L'homme est si pauvre, qu'il n'a pas même une bonne pensée, un bon désir
qui ne lui vienne d'en haut. De lui-même il ne peut rien, pas même
souhaiter d'être affranchi de sa misère, qu'il ne connaît que par une
lumière surnaturelle.
Si la divine miséricorde ne le prévenait, il languirait dans une
éternelle impuissance de tout bien. Plus la grâce donc lui est donnée
avec abondance, plus il a raison de s'humilier, en voyant ce qu'il
serait sans elle, ce qu'il est par son propre fonds. Créature insensée
qui t'enorgueillis des dons de Dieu,
qu'as-tu que tu n'aies reçu, et si tu l'as reçu pourquoi te glorifier, comme si tu ne l'avais pas reçu (1)?
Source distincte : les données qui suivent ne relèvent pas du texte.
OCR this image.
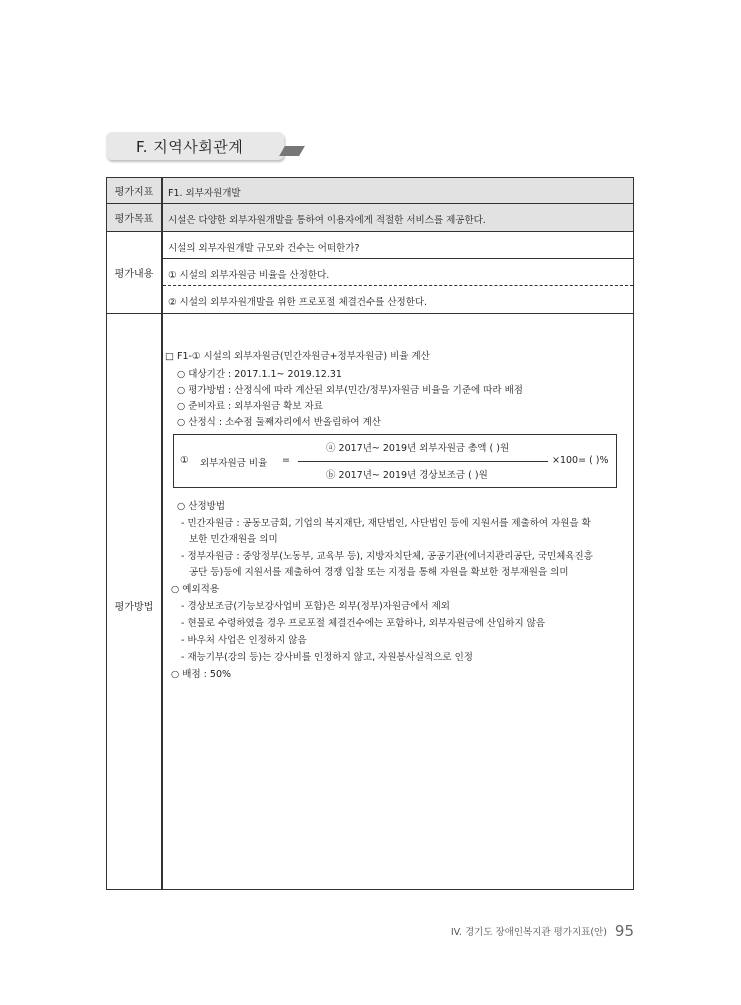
F. 지역사회관계
평가지표	F1. 외부자원개발
평가목표	시설은 다양한 외부자원개발을 통하여 이용자에게 적절한 서비스를 제공한다.
평가내용
시설의 외부자원개발 규모와 건수는 어떠한가?
① 시설의 외부자원금 비율을 산정한다.
② 시설의 외부자원개발을 위한 프로포절 체결건수를 산정한다.
평가방법
□ F1-① 시설의 외부자원금(민간자원금+정부자원금) 비율 계산
○ 대상기간 : 2017.1.1~ 2019.12.31
○ 평가방법 : 산정식에 따라 계산된 외부(민간/정부)자원금 비율을 기준에 따라 배점
○ 준비자료 : 외부자원금 확보 자료
○ 산정식 : 소수점 둘째자리에서 반올림하여 계산
① 외부자원금 비율 =
ⓐ 2017년~ 2019년 외부자원금 총액 ( )원
ⓑ 2017년~ 2019년 경상보조금 ( )원
×100= ( )%
○ 산정방법
- 민간자원금 : 공동모금회, 기업의 복지재단, 재단법인, 사단법인 등에 지원서를 제출하여 자원을 확
보한 민간재원을 의미
- 정부자원금 : 중앙정부(노동부, 교육부 등), 지방자치단체, 공공기관(에너지관리공단, 국민체육진흥
공단 등)등에 지원서를 제출하여 경쟁 입찰 또는 지정을 통해 자원을 확보한 정부재원을 의미
○ 예외적용
- 경상보조금(기능보강사업비 포함)은 외부(정부)자원금에서 제외
- 현물로 수령하였을 경우 프로포절 체결건수에는 포함하나, 외부자원금에 산입하지 않음
- 바우처 사업은 인정하지 않음
- 재능기부(강의 등)는 강사비를 인정하지 않고, 자원봉사실적으로 인정
○ 배점 : 50%
IV. 경기도 장애인복지관 평가지표(안) 95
Il faut que l'orgueil plie sous cette parole, et que l'homme
tout entier s'anéantisse en présence de Celui qui seul le retire de
l'abîme où le péché l'avait précipité. Il ne se relève qu'en
s'abaissant: ce qui faisait dire à saint Paul:
Quand je me sens faible, c'est alors que je suis fort(2). Je vous comprends, ô grand Apôtre ! Ce sentiment qui vous humilie, appelle la grâce promise
aux humbles(3), et par elle, vous êtes revêtu de la force de Dieu même.
Que ne devons-nous point à ce Dieu de bonté, et que lui
rendrons-nous pour tant de bienfaits ? Hélas ! Dans notre indigence,
nous n'avons à lui offrir que notre cœur, et c'est aussi ce qu'il
demande de sa pauvre créature. Que ce cœur au moins lui appartienne
sans réserve, que rien ne le partage. Qu'il ne veuille, qu'il ne goûte
que Dieu, ne vive que de son amour, et qu'ainsi commence sur la terre
cette union ravissante qui sera plus tard notre éternelle félicité.